15 Dat zij gedurig voor den HEERE zijn; en Hij roeie hun gedachtenis uit van de aarde.
16 Omdat hij niet gedacht heeft weldadigheid te doen, maar heeft den ellendigen en den nooddruftigen man vervolgd, en den verslagene van hart, om hem te doden.
17 Dewijl hij den vloek heeft liefgehad, dat die hem overkome, en geen lust gehad heeft tot den zegen, zo zij die verre van hem.
18 En hij zij bekleed met den vloek, als met zijn kleed, en dat die ga tot in het binnenste van hem als het water, en als de olie in zijn beenderen.
19 Die zij hem als een kleed, waarmede hij zich bedekt, en tot een gordel, waarmede hij zich steeds omgordt.

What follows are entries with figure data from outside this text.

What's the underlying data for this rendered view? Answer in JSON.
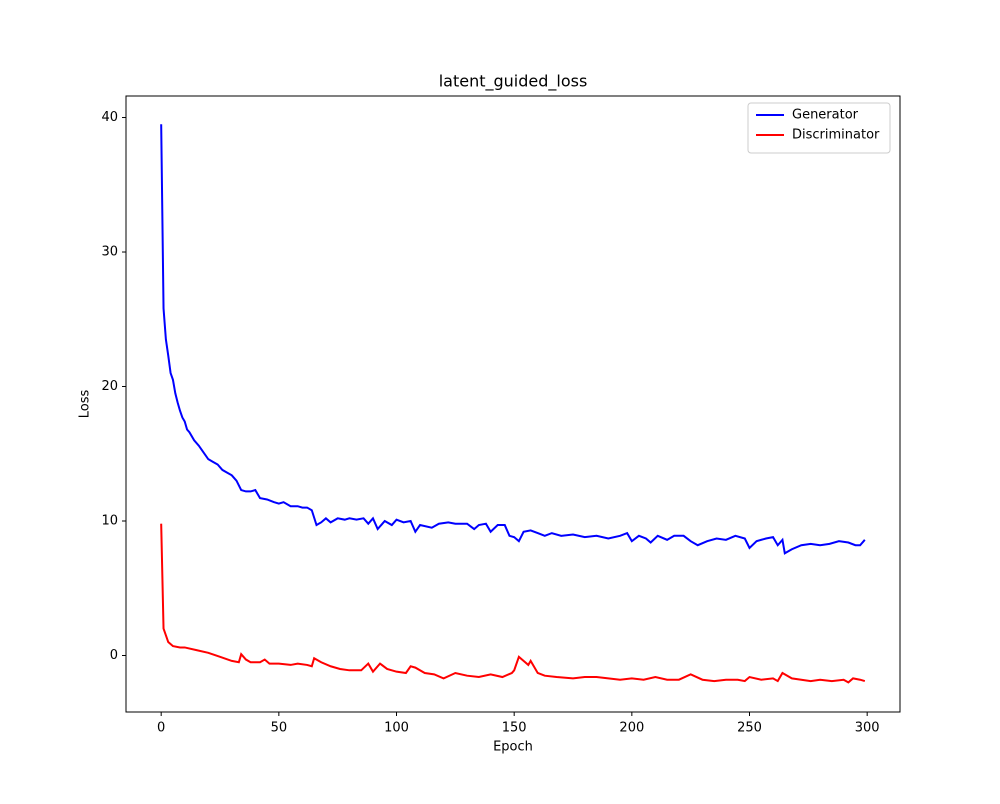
{
  "chart_data": {
    "type": "line",
    "title": "latent_guided_loss",
    "x_label": "Epoch",
    "y_label": "Loss",
    "xlim": [
      -14.95,
      313.95
    ],
    "ylim": [
      -4.2,
      41.6
    ],
    "xticks": [
      0,
      50,
      100,
      150,
      200,
      250,
      300
    ],
    "yticks": [
      0,
      10,
      20,
      30,
      40
    ],
    "legend": "upper right",
    "series": [
      {
        "name": "Generator",
        "color": "#0000ff",
        "x": [
          0,
          1,
          2,
          3,
          4,
          5,
          6,
          7,
          8,
          9,
          10,
          11,
          12,
          14,
          16,
          18,
          20,
          22,
          24,
          26,
          28,
          30,
          32,
          34,
          36,
          38,
          40,
          42,
          45,
          48,
          50,
          52,
          55,
          58,
          60,
          62,
          64,
          66,
          68,
          70,
          72,
          75,
          78,
          80,
          83,
          86,
          88,
          90,
          92,
          95,
          98,
          100,
          103,
          106,
          108,
          110,
          115,
          118,
          122,
          125,
          130,
          133,
          135,
          138,
          140,
          143,
          146,
          148,
          150,
          152,
          154,
          157,
          160,
          163,
          166,
          170,
          175,
          180,
          185,
          190,
          195,
          198,
          200,
          203,
          206,
          208,
          211,
          215,
          218,
          222,
          225,
          228,
          232,
          236,
          240,
          244,
          248,
          250,
          253,
          257,
          260,
          262,
          264,
          265,
          268,
          272,
          276,
          280,
          284,
          288,
          292,
          295,
          297,
          299
        ],
        "values": [
          39.5,
          25.8,
          23.5,
          22.3,
          21.0,
          20.5,
          19.5,
          18.8,
          18.2,
          17.7,
          17.4,
          16.8,
          16.6,
          16.0,
          15.6,
          15.1,
          14.6,
          14.4,
          14.2,
          13.8,
          13.6,
          13.4,
          13.0,
          12.3,
          12.2,
          12.2,
          12.3,
          11.7,
          11.6,
          11.4,
          11.3,
          11.4,
          11.1,
          11.1,
          11.0,
          11.0,
          10.8,
          9.7,
          9.9,
          10.2,
          9.9,
          10.2,
          10.1,
          10.2,
          10.1,
          10.2,
          9.8,
          10.2,
          9.4,
          10.0,
          9.7,
          10.1,
          9.9,
          10.0,
          9.2,
          9.7,
          9.5,
          9.8,
          9.9,
          9.8,
          9.8,
          9.4,
          9.7,
          9.8,
          9.2,
          9.7,
          9.7,
          8.9,
          8.8,
          8.5,
          9.2,
          9.3,
          9.1,
          8.9,
          9.1,
          8.9,
          9.0,
          8.8,
          8.9,
          8.7,
          8.9,
          9.1,
          8.5,
          8.9,
          8.7,
          8.4,
          8.9,
          8.6,
          8.9,
          8.9,
          8.5,
          8.2,
          8.5,
          8.7,
          8.6,
          8.9,
          8.7,
          8.0,
          8.5,
          8.7,
          8.8,
          8.2,
          8.6,
          7.6,
          7.9,
          8.2,
          8.3,
          8.2,
          8.3,
          8.5,
          8.4,
          8.2,
          8.2,
          8.6
        ]
      },
      {
        "name": "Discriminator",
        "color": "#ff0000",
        "x": [
          0,
          1,
          2,
          3,
          5,
          8,
          10,
          15,
          20,
          25,
          30,
          33,
          34,
          36,
          38,
          42,
          44,
          46,
          50,
          55,
          58,
          62,
          64,
          65,
          68,
          72,
          76,
          80,
          85,
          88,
          90,
          93,
          96,
          100,
          104,
          106,
          108,
          112,
          116,
          120,
          125,
          130,
          135,
          140,
          145,
          149,
          150,
          152,
          154,
          156,
          157,
          160,
          163,
          168,
          175,
          180,
          185,
          190,
          195,
          200,
          205,
          210,
          215,
          220,
          225,
          230,
          235,
          240,
          245,
          248,
          250,
          255,
          260,
          262,
          264,
          268,
          272,
          276,
          280,
          285,
          290,
          292,
          294,
          297,
          299
        ],
        "values": [
          9.8,
          2.0,
          1.5,
          1.0,
          0.7,
          0.6,
          0.6,
          0.4,
          0.2,
          -0.1,
          -0.4,
          -0.5,
          0.1,
          -0.3,
          -0.5,
          -0.5,
          -0.3,
          -0.6,
          -0.6,
          -0.7,
          -0.6,
          -0.7,
          -0.8,
          -0.2,
          -0.5,
          -0.8,
          -1.0,
          -1.1,
          -1.1,
          -0.6,
          -1.2,
          -0.6,
          -1.0,
          -1.2,
          -1.3,
          -0.8,
          -0.9,
          -1.3,
          -1.4,
          -1.7,
          -1.3,
          -1.5,
          -1.6,
          -1.4,
          -1.6,
          -1.3,
          -1.1,
          -0.1,
          -0.4,
          -0.7,
          -0.4,
          -1.3,
          -1.5,
          -1.6,
          -1.7,
          -1.6,
          -1.6,
          -1.7,
          -1.8,
          -1.7,
          -1.8,
          -1.6,
          -1.8,
          -1.8,
          -1.4,
          -1.8,
          -1.9,
          -1.8,
          -1.8,
          -1.9,
          -1.6,
          -1.8,
          -1.7,
          -1.9,
          -1.3,
          -1.7,
          -1.8,
          -1.9,
          -1.8,
          -1.9,
          -1.8,
          -2.0,
          -1.7,
          -1.8,
          -1.9
        ]
      }
    ]
  }
}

20 Dit zij het werkloon mijner tegenstanders van den HEERE, en dergenen, die kwaad spreken tegen mijn ziel.
21 Maar Gij, o HEERE Heere, maak het met mij om Uws Naams wil; dewijl Uw goedertierenheid goed is, verlos mij.
22 Want ik ben ellendig en nooddruftig, en mijn hart is in het binnenste van mij doorwond.
23 Ik ga heen gelijk een schaduw, wanneer zij zich neigt; ik worde omgedreven als een sprinkhaan.
24 Mijn knieën struikelen van vasten, en mijn vlees is vermagerd, zodat er geen vet aan is.
25 Nog ben ik hun een smaad; als zij mij zien, zo schudden zij hun hoofd.
26 Help mij, HEERE, mijn God, verlos mij naar Uw goedertierenheid.
27 Opdat zij weten, dat dit Uw hand is, dat Gij het, HEERE, gedaan hebt.
28 Laat hen vloeken, maar zegen Gij; laat hen zich opmaken, maar dat zij beschaamd worden; doch dat zich Uw knecht verblijde.
29 Laat mijn tegenstanders met schande bekleed worden, en dat zij met hun beschaamdheid zich bedekken, als met een mantel.
30 Ik zal den HEERE met mijn mond zeer loven, en in het midden van velen zal ik Hem prijzen.
31 Want Hij zal den nooddruftige ter rechterhand staan, om hem te verlossen van degenen, die zijn ziel veroordelen.